Yıldırım, konuşmasına şöyle devam etti: “Hükümetin görevi aslında fakir vatandaşını zengin etmek olmalıydı, zengini daha zengin etmek olmamalıydı. Oraları rant için zenginlere peşkeş çektiler. İhale sürecinde ‘mülk sahibiyiz’ dedik ama bize ‘değilsiniz’ dediler. Bizden aldılar, müteahhitlere, zenginlere verdiler. İhaleye bizi almadılar, şans vermediler. İtiraz ettiğimiz için polis bizi oradan uzaklaştırdı, içeri bile almadılar.”

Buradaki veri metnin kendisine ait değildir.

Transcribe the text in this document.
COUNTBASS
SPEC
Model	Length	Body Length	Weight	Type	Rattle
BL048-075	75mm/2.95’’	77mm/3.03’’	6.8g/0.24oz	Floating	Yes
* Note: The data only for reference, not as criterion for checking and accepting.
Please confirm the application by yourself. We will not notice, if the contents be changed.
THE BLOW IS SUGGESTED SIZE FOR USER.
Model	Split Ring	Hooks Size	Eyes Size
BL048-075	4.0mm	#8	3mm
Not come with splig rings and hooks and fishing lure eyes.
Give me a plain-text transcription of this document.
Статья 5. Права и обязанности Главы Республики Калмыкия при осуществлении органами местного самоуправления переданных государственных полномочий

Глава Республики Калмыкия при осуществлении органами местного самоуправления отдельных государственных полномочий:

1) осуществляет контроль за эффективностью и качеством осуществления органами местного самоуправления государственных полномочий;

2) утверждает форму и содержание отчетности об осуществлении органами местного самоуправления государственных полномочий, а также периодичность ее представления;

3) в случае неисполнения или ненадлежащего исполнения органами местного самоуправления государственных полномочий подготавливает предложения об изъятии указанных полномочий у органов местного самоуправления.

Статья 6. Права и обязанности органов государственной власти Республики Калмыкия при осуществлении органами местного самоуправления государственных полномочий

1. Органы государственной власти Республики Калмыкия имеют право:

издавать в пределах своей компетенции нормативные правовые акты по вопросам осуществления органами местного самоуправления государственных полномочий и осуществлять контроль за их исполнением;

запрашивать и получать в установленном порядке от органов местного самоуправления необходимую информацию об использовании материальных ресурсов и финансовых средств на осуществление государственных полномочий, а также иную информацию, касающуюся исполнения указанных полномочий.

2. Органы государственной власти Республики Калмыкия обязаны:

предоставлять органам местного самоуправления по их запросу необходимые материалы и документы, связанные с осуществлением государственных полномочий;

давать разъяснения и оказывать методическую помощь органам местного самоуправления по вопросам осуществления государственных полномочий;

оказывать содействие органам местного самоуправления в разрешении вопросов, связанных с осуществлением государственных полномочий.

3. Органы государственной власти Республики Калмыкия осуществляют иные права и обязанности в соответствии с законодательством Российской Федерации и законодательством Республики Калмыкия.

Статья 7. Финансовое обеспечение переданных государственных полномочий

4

DAVALIK OLDU, 2 KATLI EVİNE KARŞILIK 52 BİN TL TEKLİF ETTİLER

Evinin olduğu yerde ev alamayan Yıldırım, davalık olduğunu anlattı. Davanın geçtiğimiz aylarda sonuçlandığını belirten Yıldırım, mahkemenin evinin parseline karşılık kendisine yasal faizi hariç 52 bin lira verileceğine hükmettiğini söyledi. Yıldırım, “Parselim 46 metrekare ve 2 katlıydı, verilen 50 bin TL komik rakam. Sadece avukata o kadar para harcadım. CİMER’e yüzlerce kez yazdım. Göz göre babamızın malına başkası girecek. Bir kamulaştırma olduğu zaman Vali, vatandaşı memnun etmek zorunda. Vali ile hiç görüşemedik, bu hakkı bize tanımadılar. Kanuna göre hani bizi razı edecekti. 50 bin TL ile mi razı edecek? Davadan karar çıktı, itiraz edeceğim, gerekirse Avrupa İnsan Hakları Mahkemesi’ne kadar gitsin. Şu an Sur içinde arsanın metrekaresi 50 bin TL’dir. İki katlı toplam 96 metrekare yerimi alıp, 50 bin TL bana para biçmişler, bodrumu da saymadılar. Kendi yerimi, arsamı istiyorum, ev yapılmışsa ev, dükkân yapılmışsa dükkân. Buranın yüzde 90’ının evinin yerinde ev alamadı, rant alanı olunca çok el değiştirdi, fakir fukara bilmiyordu evini sattı, zengin gitti çoğunu aldı, devlet 100 bin TL verirken, 200 bin TL verdi. Şu an oradaki evler trilyonluk. Bizim evin yerine yapılan işyerleri 50 trilyon TL, şu an orada en düşük ev 5 trilyon. Bu yüzden kendi yerimizde ev almaya ısrarlıyız. Allah için bir yetkili bu sözlerimizi dinlesin” dedi.